Forget about drought, erosion, and Global Warming. In my opinion the real danger challenging the beauty of the Tallgrass Prairie is of Light Pollution, otherwise known as photopollution or luminous pollution.
A mere 14 years ago, when we first bought the land our current house sits on, just outside the Manhattan city limits, my son and I used to just sit and be amazed at the explosion of stars across the night sky of the prairie. Beautiful and vibrant, it was and is the most obvious evidence of God's existence available to us.
These days, the stars are dim in that same sky. Despite the growth of Manhattan in directions away from us, it seems like the big city lights are growing in number at the exponential rate of a bacterial culture in unlimited fresh media. That glow of Manhattan, a small city in reality, can now be seen more than 10 miles away on a clear night, interfering with star-gazers, lovers on country roads, and all the other higher aspirations of man. Park lights, University lights, Stadium lights, and Commercial Retail lights stay on to the wee hours of the morning, every morning. There's now a street light shining continuously on almost every corner including minor intersections in unpopulated areas, undoubtedly paid for by our increasingly-limited tax dollars and causing me to wake up in the wee hours thinking dawn has arrived.
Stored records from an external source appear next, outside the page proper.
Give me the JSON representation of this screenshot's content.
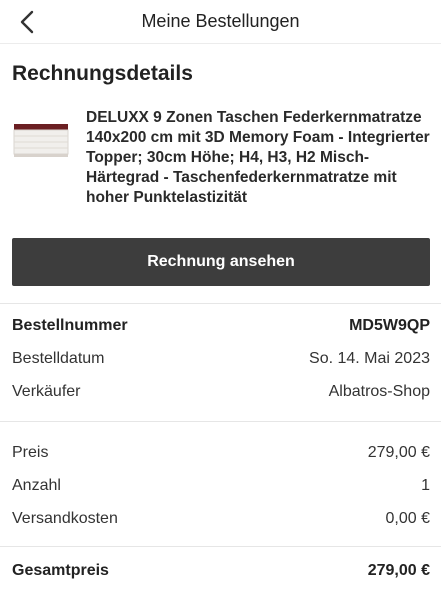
{
  "nav": {
    "title": "Meine Bestellungen",
    "back_icon": "chevron-left-icon"
  },
  "section_title": "Rechnungsdetails",
  "product": {
    "name": "DELUXX 9 Zonen Taschen Federkernmatratze 140x200 cm mit 3D Memory Foam - Integrierter Topper; 30cm Höhe; H4, H3, H2 Misch-Härtegrad - Taschenfederkernmatratze mit hoher Punktelastizität"
  },
  "invoice_button": "Rechnung ansehen",
  "order": {
    "number_label": "Bestellnummer",
    "number_value": "MD5W9QP",
    "date_label": "Bestelldatum",
    "date_value": "So. 14. Mai 2023",
    "seller_label": "Verkäufer",
    "seller_value": "Albatros-Shop"
  },
  "pricing": {
    "price_label": "Preis",
    "price_value": "279,00 €",
    "qty_label": "Anzahl",
    "qty_value": "1",
    "shipping_label": "Versandkosten",
    "shipping_value": "0,00 €",
    "total_label": "Gesamtpreis",
    "total_value": "279,00 €"
  },
  "colors": {
    "button_bg": "#3d3d3d",
    "divider": "#e6e6e6"
  }
}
Even worse, I've noticed the indoor proliferation of lights all over my house from the now ubiquitous Light-Emitting Diode (LED) on every appliance large and small. In our bedroom, a sacred, quiet dark place for this old farm boy, there are still no less than 8 LEDs shining every night in the semi-darkness from the TV, radio, mobile phone, charging cords, and other little electronic devices. Why, I ask you, does the Visio TV in my bedroom need to have a light that comes ON when I turn the TV off? I don't care if each LED uses a minuscule small amount of energy, billions of them still have to add up to something. Most alarmingly, the suppression of melatonin by exposure to light at night has even been suggested as a cause for the higher rates of breast and colorectal cancers in the developed world (Pauley SM, Medical Hypotheses, 2004;63:588). I don't want my tombstone to say "He Saw The Light And Died."
I'm happy to debate with wild-eyed Al Gore followers whether Global Warming exists (which I question because I am old enough to remember the doomsday cries of pending Global Cooling in the 70's), but I will concede in an instant that I'd also be happy to do without all the artificial night light if the corresponding drop in energy use would help decrease the chances of Warming. For those who care, there is an International Dark Sky Association (http://www.darksky.org/), founded in 1988.
I plead with you to turn off the lights. Let the fireflies and stars take back their dominance in the night. We don't need the light to fend off the evil beasts any longer.